Pero hubo otro factor externo al campo que jugó en contra de Sudáfrica. Durante las eufóricas celebraciones que se llevaron a cabo en las calles de Johanesburgo incluso antes de que comenzara el primer partido, nadie contó con la trágica mala suerte que impidió que Nelson Mandela, talismán de todas las selecciones sudafricanas en todos los deportes, acudiera ayer al partido inaugural. A la "Mandela Magic" [la magia Mandela] se le habían atribuido las victorias de Sudáfrica en los dos grandes torneos internacionales que se han disputado en el país: el Mundial de rugby de 1995 y la Copa Africana de Naciones, de fútbol, en 1996. En cada caso el ex presidente sudafricano había estado presente para el primer y el último partido.

Pero esta vez fue muy diferente. La muerte en un accidente de coche la noche antes del Mundial de una bisnieta de Mandela, de 13 años, fue, según un amigo cercano consultado ayer, un golpe muy duro. Mandela, que siempre ha sentido culpa por no haber podido atender a las necesidades familiares durante sus 27 años de cárcel, adora a sus nietos y bisnietos; son la luz y la alegría de su vida. Cuando salió la noticia, el golpe lo sintió todo el país. Si Mandela sufre, el pueblo sufre también. Mandela ?así lo ven sus compatriotas, negros y blancos? encarna lo mejor de su país.

La selección de Sudáfrica salió al campo ayer apagada, nerviosa, sin confianza ni contundencia. Y si tuvo la suerte de no ir al vestuario en el descano perdiendo por tres goles de diferencia, tal vez hubo algún vestigio del factor Mandela, o quizá incluso las vuvuzelas cumplieron. Pocas veces se había visto tanta desproporción entre la energía y la pasión de una afición y la calidad del juego del cansino equipo local.

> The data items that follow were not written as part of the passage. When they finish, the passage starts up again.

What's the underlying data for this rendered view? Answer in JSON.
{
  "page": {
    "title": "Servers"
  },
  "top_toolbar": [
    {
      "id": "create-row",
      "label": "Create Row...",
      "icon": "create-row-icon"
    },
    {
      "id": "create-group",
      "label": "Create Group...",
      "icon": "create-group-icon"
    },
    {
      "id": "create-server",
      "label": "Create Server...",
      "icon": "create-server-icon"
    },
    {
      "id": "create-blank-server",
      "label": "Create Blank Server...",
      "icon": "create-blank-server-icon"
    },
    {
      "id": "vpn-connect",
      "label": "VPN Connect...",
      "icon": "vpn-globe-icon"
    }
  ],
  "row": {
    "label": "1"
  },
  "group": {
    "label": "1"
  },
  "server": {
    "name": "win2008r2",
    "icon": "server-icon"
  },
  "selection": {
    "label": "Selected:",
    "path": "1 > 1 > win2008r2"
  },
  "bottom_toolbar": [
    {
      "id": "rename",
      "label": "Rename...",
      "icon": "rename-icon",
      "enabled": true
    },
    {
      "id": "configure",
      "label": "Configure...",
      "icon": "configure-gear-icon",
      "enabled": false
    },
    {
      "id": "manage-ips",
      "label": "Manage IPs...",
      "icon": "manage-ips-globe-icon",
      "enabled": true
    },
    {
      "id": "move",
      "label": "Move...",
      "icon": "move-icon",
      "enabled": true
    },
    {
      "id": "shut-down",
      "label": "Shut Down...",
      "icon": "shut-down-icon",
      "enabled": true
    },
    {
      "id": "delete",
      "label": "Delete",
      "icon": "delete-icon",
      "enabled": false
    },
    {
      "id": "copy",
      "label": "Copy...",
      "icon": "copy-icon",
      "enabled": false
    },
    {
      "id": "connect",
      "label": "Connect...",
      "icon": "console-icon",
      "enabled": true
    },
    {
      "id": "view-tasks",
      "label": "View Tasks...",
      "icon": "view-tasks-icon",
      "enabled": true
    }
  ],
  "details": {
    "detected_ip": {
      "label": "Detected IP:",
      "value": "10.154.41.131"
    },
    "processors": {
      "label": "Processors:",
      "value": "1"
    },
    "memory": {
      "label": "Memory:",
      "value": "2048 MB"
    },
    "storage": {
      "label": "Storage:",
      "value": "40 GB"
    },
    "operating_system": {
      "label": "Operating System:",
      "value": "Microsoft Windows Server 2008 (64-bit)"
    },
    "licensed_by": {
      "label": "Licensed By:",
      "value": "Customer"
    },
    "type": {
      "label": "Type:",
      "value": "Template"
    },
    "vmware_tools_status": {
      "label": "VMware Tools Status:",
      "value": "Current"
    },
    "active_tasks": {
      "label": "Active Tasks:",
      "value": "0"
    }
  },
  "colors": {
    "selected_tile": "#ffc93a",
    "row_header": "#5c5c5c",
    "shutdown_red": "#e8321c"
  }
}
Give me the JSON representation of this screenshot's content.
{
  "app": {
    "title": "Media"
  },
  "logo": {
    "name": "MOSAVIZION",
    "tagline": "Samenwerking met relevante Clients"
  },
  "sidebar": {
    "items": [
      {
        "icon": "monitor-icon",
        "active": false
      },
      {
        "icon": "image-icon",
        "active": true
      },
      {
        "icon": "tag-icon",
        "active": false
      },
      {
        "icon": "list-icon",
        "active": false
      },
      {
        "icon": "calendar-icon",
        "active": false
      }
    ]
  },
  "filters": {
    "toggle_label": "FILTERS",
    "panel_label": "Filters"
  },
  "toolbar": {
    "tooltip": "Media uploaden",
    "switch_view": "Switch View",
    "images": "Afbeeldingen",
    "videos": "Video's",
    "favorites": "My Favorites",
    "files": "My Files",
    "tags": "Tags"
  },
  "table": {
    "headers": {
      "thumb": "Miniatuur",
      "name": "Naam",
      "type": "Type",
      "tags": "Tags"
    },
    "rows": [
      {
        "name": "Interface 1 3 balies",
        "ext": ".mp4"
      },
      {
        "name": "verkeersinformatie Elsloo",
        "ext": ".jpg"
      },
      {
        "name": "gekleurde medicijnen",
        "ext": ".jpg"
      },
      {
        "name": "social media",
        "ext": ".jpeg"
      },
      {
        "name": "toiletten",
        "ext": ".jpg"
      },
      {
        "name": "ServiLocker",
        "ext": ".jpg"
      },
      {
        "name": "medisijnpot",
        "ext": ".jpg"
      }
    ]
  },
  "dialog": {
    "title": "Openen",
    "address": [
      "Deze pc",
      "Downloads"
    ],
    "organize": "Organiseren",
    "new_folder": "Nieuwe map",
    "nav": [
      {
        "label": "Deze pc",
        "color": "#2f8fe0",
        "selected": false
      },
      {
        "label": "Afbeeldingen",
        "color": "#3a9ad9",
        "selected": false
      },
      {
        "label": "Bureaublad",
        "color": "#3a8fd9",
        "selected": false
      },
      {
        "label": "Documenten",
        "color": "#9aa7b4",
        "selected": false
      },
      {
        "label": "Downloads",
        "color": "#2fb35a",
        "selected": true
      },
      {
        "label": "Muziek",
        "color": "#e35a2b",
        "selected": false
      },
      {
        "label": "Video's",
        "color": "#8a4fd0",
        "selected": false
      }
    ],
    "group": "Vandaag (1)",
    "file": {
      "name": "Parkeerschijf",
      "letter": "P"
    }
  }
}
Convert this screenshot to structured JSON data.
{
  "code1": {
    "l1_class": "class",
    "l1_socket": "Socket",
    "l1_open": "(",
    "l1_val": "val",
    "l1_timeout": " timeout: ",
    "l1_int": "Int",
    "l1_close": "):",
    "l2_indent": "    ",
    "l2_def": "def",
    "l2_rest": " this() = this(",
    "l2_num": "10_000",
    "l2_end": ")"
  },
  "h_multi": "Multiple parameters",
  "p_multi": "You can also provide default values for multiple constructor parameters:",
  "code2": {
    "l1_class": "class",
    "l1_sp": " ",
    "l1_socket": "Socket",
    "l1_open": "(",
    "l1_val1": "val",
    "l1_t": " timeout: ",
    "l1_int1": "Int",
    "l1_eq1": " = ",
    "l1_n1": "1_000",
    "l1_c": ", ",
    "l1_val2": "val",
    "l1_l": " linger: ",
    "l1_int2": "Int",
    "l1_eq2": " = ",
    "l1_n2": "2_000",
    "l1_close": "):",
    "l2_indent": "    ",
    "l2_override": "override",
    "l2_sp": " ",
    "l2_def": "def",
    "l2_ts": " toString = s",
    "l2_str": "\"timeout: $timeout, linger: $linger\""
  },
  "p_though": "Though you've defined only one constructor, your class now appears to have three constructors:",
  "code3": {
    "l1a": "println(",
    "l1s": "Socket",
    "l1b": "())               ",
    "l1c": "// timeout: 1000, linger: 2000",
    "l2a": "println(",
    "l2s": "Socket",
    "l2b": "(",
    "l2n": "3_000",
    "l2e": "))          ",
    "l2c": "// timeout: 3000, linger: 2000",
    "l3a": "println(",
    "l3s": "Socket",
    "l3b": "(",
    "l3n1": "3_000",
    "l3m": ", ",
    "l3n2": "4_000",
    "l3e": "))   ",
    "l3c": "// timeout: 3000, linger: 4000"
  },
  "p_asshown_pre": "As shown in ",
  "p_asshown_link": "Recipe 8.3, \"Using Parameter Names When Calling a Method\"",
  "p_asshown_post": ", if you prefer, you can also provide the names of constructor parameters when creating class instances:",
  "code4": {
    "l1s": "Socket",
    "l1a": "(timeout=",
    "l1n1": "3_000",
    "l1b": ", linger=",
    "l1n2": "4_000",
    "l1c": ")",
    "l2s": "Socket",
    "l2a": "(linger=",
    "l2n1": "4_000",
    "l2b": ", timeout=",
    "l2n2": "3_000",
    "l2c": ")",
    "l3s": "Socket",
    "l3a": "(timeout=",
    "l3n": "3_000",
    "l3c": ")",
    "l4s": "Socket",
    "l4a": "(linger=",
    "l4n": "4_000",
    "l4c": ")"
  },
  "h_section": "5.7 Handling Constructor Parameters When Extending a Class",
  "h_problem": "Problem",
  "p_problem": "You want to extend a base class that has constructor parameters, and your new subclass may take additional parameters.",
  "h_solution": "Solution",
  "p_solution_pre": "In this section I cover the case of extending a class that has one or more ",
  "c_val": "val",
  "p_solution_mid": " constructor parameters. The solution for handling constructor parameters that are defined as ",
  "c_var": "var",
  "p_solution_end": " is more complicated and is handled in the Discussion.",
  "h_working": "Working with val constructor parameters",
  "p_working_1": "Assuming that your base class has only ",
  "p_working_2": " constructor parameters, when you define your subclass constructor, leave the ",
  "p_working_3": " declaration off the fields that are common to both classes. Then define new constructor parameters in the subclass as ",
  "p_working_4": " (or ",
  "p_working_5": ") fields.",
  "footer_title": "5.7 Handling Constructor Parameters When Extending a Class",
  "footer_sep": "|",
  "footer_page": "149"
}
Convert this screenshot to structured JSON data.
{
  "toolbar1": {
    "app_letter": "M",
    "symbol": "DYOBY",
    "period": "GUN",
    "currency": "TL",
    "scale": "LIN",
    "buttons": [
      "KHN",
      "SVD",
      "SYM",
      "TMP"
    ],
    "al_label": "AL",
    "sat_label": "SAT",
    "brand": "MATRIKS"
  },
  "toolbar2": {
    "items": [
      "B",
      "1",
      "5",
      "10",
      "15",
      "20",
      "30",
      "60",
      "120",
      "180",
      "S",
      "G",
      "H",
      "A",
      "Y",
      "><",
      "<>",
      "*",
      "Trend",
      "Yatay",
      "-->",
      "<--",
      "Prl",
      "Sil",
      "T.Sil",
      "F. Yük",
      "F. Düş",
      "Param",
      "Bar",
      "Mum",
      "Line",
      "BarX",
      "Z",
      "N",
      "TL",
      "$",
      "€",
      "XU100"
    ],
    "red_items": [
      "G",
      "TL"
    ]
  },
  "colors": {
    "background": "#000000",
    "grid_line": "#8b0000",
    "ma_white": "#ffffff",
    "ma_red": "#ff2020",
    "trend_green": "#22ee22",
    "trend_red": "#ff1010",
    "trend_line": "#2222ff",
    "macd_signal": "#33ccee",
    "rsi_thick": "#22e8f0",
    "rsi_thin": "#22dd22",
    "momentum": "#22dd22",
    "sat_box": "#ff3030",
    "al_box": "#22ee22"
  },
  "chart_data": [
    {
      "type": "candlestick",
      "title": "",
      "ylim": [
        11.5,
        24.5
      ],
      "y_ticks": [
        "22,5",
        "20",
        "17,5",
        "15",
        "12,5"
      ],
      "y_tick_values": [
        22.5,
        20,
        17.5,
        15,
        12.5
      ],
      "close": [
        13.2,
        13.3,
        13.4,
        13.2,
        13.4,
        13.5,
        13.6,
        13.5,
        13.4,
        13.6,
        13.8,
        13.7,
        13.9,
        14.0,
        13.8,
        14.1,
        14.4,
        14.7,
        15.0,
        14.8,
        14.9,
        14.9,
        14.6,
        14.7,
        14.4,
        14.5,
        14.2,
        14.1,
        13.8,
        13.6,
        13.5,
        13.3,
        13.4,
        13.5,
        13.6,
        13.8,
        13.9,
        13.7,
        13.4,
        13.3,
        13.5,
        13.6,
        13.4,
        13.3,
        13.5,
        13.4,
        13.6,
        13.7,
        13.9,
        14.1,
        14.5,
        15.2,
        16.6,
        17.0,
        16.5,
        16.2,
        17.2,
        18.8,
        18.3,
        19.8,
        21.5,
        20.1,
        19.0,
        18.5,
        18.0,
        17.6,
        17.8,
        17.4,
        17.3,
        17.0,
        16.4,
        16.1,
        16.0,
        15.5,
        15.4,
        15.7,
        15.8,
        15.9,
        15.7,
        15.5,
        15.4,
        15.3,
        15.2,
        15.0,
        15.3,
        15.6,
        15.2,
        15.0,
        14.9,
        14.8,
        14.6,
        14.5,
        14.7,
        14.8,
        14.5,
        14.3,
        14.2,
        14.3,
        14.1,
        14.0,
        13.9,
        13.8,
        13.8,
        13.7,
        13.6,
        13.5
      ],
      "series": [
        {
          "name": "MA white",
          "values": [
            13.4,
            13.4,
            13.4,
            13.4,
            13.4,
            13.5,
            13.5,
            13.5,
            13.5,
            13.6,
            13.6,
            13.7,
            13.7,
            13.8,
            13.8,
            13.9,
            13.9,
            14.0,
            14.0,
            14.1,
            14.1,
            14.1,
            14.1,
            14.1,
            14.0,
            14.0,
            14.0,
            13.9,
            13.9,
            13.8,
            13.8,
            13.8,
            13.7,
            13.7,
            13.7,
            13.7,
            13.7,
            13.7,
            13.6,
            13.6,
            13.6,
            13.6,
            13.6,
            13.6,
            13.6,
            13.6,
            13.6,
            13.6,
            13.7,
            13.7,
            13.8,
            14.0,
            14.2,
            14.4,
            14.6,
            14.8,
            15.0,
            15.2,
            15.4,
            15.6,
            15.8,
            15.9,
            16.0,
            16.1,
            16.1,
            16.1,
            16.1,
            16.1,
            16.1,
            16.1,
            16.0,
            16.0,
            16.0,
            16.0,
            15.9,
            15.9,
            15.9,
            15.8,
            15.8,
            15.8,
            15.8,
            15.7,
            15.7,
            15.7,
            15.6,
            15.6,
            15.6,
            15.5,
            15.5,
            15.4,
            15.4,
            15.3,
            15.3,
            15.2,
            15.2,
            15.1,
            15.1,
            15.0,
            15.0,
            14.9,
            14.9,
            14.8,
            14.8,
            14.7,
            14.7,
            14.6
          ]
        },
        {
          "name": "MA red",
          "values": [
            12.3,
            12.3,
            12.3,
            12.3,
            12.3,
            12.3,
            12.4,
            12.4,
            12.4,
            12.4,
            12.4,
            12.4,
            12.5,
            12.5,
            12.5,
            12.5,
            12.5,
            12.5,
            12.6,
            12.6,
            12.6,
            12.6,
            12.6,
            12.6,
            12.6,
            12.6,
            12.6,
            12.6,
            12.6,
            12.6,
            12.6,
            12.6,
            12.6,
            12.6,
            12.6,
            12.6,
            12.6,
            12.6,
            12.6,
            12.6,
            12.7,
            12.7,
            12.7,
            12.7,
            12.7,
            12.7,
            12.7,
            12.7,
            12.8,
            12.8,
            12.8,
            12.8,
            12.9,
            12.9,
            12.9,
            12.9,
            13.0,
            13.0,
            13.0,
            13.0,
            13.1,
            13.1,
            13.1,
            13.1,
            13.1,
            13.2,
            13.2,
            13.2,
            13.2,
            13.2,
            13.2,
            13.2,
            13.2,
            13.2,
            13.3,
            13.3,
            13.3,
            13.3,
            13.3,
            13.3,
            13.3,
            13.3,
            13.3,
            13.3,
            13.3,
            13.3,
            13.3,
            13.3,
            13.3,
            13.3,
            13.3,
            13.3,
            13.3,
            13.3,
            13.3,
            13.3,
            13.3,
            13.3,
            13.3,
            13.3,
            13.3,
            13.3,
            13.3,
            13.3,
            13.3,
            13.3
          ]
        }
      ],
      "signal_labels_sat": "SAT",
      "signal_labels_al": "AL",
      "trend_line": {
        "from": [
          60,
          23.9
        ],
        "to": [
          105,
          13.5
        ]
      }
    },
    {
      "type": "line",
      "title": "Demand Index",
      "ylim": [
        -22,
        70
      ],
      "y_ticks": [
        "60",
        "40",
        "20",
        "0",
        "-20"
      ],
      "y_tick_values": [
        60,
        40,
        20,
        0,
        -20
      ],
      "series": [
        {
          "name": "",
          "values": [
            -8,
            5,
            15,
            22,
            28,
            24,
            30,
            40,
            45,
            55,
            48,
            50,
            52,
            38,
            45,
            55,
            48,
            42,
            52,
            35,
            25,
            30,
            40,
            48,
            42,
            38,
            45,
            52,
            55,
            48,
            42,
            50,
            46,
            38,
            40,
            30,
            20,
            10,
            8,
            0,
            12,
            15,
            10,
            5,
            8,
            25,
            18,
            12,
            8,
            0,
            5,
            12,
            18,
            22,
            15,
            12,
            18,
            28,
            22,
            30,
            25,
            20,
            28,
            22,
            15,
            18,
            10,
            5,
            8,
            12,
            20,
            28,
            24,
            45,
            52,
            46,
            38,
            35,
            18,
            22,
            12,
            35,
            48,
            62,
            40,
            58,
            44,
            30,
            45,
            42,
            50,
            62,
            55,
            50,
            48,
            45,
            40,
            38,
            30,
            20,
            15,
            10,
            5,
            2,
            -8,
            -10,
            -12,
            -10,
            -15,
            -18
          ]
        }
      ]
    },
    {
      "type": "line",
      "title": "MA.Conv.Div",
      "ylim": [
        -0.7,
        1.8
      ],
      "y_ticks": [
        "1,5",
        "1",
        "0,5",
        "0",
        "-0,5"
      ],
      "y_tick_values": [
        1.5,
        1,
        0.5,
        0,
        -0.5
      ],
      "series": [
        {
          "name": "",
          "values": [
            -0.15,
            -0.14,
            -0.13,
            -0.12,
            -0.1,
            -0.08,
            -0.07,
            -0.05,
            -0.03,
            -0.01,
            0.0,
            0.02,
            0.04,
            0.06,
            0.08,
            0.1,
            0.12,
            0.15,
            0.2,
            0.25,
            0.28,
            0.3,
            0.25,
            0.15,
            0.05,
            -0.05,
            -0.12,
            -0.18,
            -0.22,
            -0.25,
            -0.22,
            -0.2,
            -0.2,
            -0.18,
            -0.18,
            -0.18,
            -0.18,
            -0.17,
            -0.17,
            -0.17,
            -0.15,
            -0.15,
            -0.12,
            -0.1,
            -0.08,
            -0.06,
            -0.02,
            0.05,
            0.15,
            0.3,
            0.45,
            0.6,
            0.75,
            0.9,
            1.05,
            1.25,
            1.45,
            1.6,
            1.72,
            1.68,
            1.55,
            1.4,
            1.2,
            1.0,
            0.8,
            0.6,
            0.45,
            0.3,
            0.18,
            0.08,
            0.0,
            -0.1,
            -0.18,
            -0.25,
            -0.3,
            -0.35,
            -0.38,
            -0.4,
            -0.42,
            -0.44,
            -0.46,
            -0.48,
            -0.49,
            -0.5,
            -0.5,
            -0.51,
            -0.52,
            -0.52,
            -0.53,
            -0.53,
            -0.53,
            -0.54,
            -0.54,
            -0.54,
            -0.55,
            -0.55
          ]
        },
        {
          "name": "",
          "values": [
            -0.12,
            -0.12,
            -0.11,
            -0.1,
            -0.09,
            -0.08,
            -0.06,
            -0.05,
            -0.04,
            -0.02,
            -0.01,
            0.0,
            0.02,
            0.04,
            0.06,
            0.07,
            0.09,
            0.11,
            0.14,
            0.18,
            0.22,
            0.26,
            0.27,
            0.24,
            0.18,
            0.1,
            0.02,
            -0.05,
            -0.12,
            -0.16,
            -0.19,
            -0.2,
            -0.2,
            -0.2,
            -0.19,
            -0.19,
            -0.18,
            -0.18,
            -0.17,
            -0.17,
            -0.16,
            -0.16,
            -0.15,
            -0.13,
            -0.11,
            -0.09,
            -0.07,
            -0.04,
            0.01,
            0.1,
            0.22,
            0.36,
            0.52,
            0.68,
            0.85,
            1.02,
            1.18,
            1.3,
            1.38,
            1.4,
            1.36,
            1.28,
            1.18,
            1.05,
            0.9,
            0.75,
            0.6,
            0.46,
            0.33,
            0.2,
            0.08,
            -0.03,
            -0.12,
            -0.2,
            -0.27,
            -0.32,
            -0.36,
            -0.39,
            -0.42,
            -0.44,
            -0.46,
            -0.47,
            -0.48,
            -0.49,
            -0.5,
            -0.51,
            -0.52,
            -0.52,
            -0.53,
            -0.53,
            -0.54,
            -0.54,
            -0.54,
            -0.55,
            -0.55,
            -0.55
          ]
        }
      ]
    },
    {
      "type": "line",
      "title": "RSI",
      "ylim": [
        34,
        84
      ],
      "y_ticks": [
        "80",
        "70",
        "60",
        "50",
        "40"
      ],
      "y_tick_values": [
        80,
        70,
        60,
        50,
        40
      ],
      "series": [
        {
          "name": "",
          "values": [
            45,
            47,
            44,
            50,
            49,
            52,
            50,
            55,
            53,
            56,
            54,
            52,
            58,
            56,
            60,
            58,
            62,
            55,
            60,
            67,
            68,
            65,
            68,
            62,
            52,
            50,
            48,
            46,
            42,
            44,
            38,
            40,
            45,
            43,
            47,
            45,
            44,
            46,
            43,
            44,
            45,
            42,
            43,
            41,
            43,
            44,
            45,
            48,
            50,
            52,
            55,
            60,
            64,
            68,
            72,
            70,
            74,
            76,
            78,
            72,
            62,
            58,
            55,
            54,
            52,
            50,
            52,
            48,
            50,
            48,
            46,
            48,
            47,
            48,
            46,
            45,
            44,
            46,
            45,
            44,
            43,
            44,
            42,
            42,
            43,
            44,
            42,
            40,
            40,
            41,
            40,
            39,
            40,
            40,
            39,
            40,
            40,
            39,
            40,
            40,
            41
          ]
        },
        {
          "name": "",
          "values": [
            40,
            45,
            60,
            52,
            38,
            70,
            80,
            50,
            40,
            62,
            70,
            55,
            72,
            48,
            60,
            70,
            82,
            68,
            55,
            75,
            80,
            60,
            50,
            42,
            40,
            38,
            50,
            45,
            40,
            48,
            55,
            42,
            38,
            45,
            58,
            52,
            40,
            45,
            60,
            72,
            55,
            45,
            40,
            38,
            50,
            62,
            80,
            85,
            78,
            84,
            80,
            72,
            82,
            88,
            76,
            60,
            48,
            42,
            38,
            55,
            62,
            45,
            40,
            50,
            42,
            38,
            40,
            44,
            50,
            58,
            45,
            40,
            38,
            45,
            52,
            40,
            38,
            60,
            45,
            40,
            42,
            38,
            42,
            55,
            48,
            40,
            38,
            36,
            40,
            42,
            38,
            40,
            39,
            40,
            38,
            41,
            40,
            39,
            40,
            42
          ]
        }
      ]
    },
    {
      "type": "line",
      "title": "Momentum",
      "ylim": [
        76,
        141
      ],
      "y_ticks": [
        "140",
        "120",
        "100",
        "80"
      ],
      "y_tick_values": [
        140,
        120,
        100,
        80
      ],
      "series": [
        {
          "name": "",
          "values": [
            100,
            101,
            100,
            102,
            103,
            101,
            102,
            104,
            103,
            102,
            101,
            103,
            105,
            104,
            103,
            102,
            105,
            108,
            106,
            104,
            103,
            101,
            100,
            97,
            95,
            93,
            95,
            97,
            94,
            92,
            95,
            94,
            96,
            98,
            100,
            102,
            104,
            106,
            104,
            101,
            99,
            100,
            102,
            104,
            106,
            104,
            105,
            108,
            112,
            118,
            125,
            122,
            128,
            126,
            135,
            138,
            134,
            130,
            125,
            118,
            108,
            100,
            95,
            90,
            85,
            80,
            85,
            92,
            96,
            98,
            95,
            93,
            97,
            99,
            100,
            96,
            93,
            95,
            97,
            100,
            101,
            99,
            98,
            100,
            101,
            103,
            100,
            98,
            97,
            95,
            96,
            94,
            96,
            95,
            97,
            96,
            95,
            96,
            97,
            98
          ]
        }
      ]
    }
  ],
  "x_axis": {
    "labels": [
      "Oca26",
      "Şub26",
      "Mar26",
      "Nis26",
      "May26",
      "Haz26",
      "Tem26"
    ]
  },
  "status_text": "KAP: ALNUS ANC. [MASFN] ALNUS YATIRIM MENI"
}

La superabundancia de entusiasmo en las gradas, la confianza general en el país, no se manifestó en el campo hasta el segundo tiempo, cuando se impuso la fe y la fuerza de voluntad de todo un pueblo y, sorprendentemente e injustamente, Sudáfrica se adelantó en el marcador con Siphiwe Tshabalala, de la tribu zulú del presidente Jacob Zuma.

Medio México, parecía en las calles, se había trasladado a Sudáfrica para seguir a su selección y tuvieron su premio con un más que merecido empate, con gol de Rafa Márquez poco después. Había decepción en el estadio y en el resto de Sudáfrica ante la incapacidad de su selección, aunque casi llegó a conseguir el gol de la victoria. Pero las mentes frías reconocerán que el resultado fue bueno para el país anfitrión, como también tendrán que reconocer las mentes menos frías que el poder de la vuvuzela es, al final de cuentas, más limitado de lo que se imaginaban.

Una derrota para Sudáfrica hubiera sido causa, junto a la muerte de la bisnieta de Mandela, de luto nacional. Hoy tienen el consuelo ?por más poco valor que tenga para la familia Mandela? de que la selección de fútbol sigue viva en el primer Mundial disputado en tierras africanas.